Il premier britannico stretto tra rischio ôno dealö, impennata dei contagi e fronda nel partito

Rocco Cangelosi 14/10/2020

 Boris Johnson: indietro tutta sulla Brexit Boris Johnson: indietro tutta sulla Brexit Boris Johnson sembra aver ammorbidito la sua posizione alla vigilia del Consiglio europeo di giovedì e venerdì prossimi chiamato a dare la sua valutazione finale sulle possibilità di raggiungere un accordo con il Regno Unito entro la fine dell'anno. Nei primi giorni di settembre, l'istrionico premier aveva lanciato l’ultimatum alla Ue, indicando il 15 ottobre come data ultima per raggiungere un accordo sulla Brexit.  In caso di mancata intesa entro quella data, Londra avrebbe abbandonato il tavolo dei negoziati, aprendo così la strada al "no deal". Non solo, ma nel frattempo BoJo aveva fatto approvare l'"internal market bill "che violava platealmente il protocollo concordato con la Ue sull'Irlanda. Tuttavia, la prospettiva di una conclusione senza accordi nell'attuale congiuntura politica ha messo in allarme il premier britannico che già si trova a combattere con una impennata straordinaria dei contagi che impongono misure sempre più restrittive e in alcuni casi nuovi lock down. Se a questo dovessero aggiungersi le inevitabili difficoltà che il "no deal" comporterebbe con il ritorno di dazi e dogane e lunghe code alle frontiere di Dover e Calais, la situazione politica diverrebbe per Johnson ingestibile.
 
La fronda nel partito guidata dall'ex premier Theresa May sta crescendo e circolano molti nomi per la sostituzione del primo ministro alla guida del governo. Da qui dunque la decisione di continuare i negoziati nonostante gli ukase lanciati nei giorni scorsi. Se al Consiglio europeo non verrà raggiunta, come probabile, un'intesa complessiva sui capitoli più urgenti quali commercio, trasporti, migrazione, pesca si potrebbe ricorrere a dei mini accordi per scongiurare gli effetti più negativi di un “no deal", rinviando a una data successiva il negoziato finale per un accordo più ampio.

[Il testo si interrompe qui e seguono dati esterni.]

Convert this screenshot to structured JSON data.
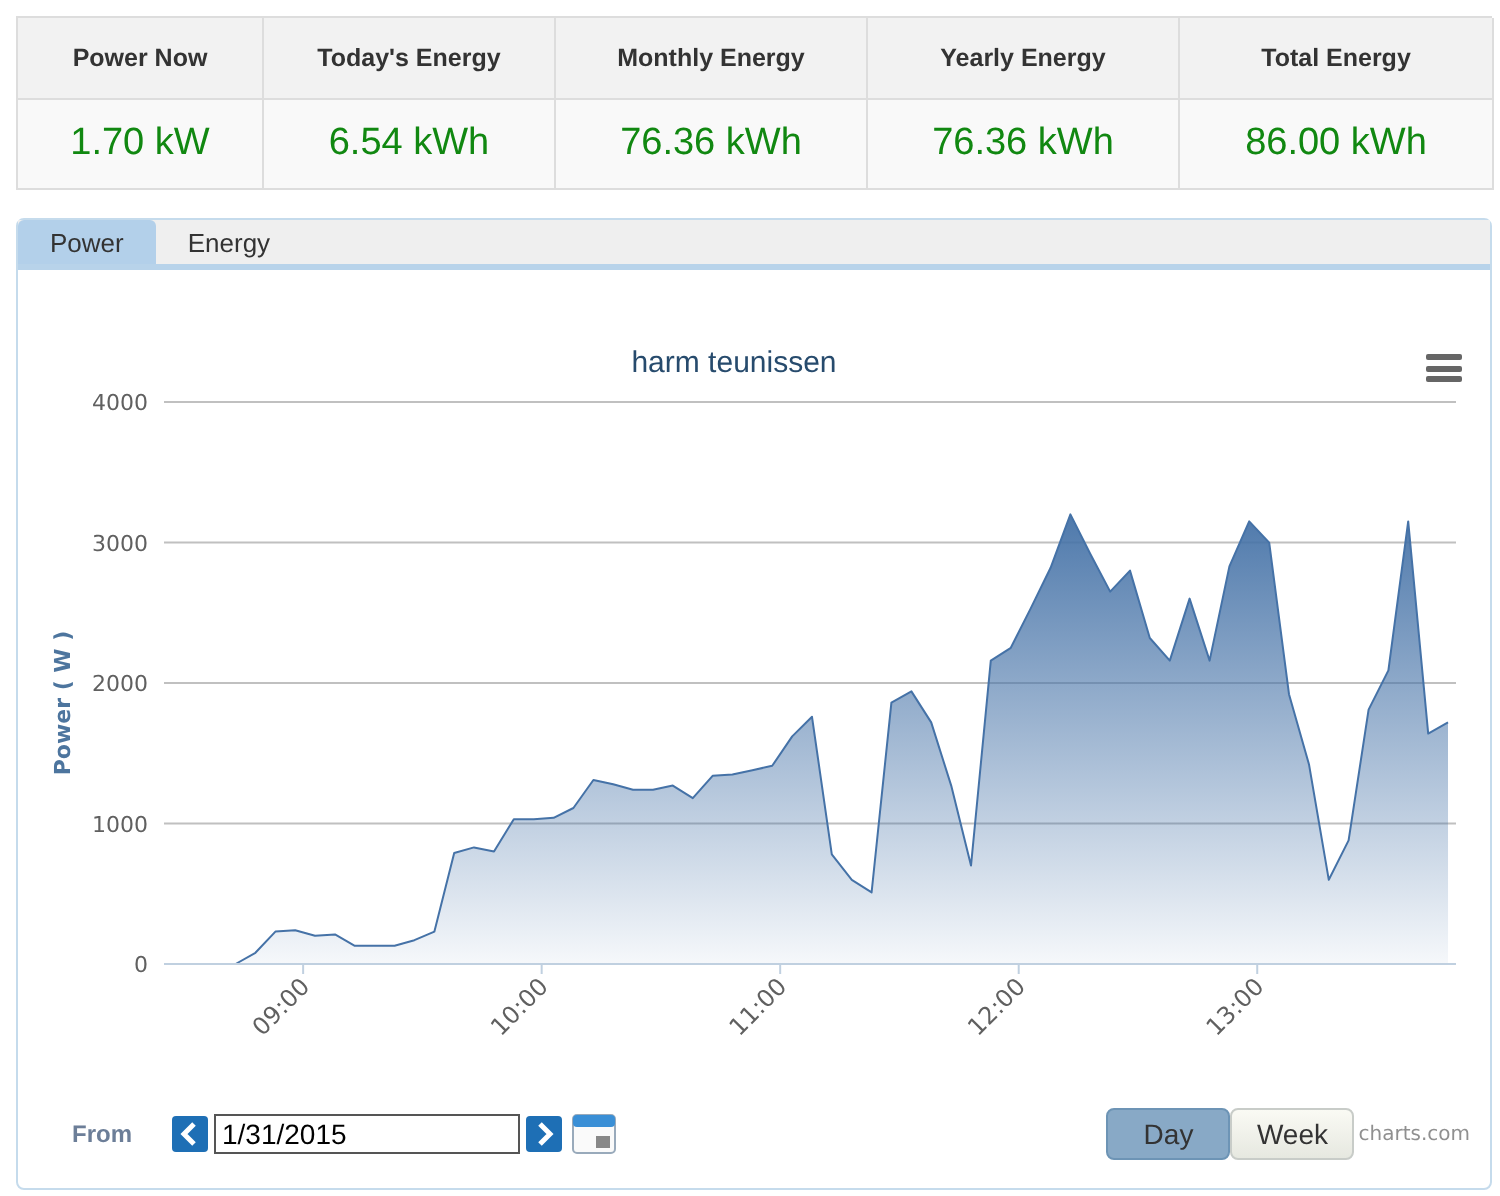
{
  "stats": [
    {
      "label": "Power Now",
      "value": "1.70 kW"
    },
    {
      "label": "Today's Energy",
      "value": "6.54 kWh"
    },
    {
      "label": "Monthly Energy",
      "value": "76.36 kWh"
    },
    {
      "label": "Yearly Energy",
      "value": "76.36 kWh"
    },
    {
      "label": "Total Energy",
      "value": "86.00 kWh"
    }
  ],
  "tabs": [
    {
      "label": "Power",
      "selected": true
    },
    {
      "label": "Energy",
      "selected": false
    }
  ],
  "chart_data": {
    "type": "area",
    "title": "harm teunissen",
    "ylabel": "Power ( W )",
    "x": [
      523,
      528,
      533,
      538,
      543,
      548,
      553,
      558,
      563,
      568,
      573,
      578,
      583,
      588,
      593,
      598,
      603,
      608,
      613,
      618,
      623,
      628,
      633,
      638,
      643,
      648,
      653,
      658,
      663,
      668,
      673,
      678,
      683,
      688,
      693,
      698,
      703,
      708,
      713,
      718,
      723,
      728,
      733,
      738,
      743,
      748,
      753,
      758,
      763,
      768,
      773,
      778,
      783,
      788,
      793,
      798,
      803,
      808,
      813,
      818,
      823,
      828
    ],
    "series": [
      {
        "color": "#4572a7",
        "values": [
          0,
          80,
          230,
          240,
          200,
          210,
          130,
          130,
          130,
          170,
          230,
          790,
          830,
          800,
          1030,
          1030,
          1040,
          1110,
          1310,
          1280,
          1240,
          1240,
          1270,
          1180,
          1340,
          1350,
          1380,
          1410,
          1620,
          1760,
          780,
          600,
          510,
          1860,
          1940,
          1720,
          1270,
          700,
          2160,
          2250,
          2530,
          2820,
          3200,
          2920,
          2650,
          2800,
          2320,
          2160,
          2600,
          2160,
          2830,
          3150,
          3000,
          1920,
          1420,
          600,
          880,
          1810,
          2090,
          3150,
          1640,
          1720
        ]
      }
    ],
    "xlim": [
      505,
      830
    ],
    "ylim": [
      0,
      4000
    ],
    "xticks": [
      {
        "value": 540,
        "label": "09:00"
      },
      {
        "value": 600,
        "label": "10:00"
      },
      {
        "value": 660,
        "label": "11:00"
      },
      {
        "value": 720,
        "label": "12:00"
      },
      {
        "value": 780,
        "label": "13:00"
      }
    ],
    "yticks": [
      0,
      1000,
      2000,
      3000,
      4000
    ],
    "grid": true
  },
  "from": {
    "label": "From",
    "value": "1/31/2015"
  },
  "ranges": [
    {
      "label": "Day",
      "selected": true
    },
    {
      "label": "Week",
      "selected": false
    }
  ],
  "credit": "charts.com"
}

Tuttavia il consenso della UE a procedere su questa strada è subordinato al ritiro dell'“internal market bill”, la legge definita vergognosa da Tony Blair, John Major e altri importanti esponenti politici, con la quale Johnson ha rimesso in discussione unilateralmente gli accordi raggiunti sull'Irlanda del Nord. E 'un passo indietro che appare inevitabile, ma che non mancherà di minare la credibilità già ampiamente compromessa del premier, rinfocolando il dibattito sulla sua successione.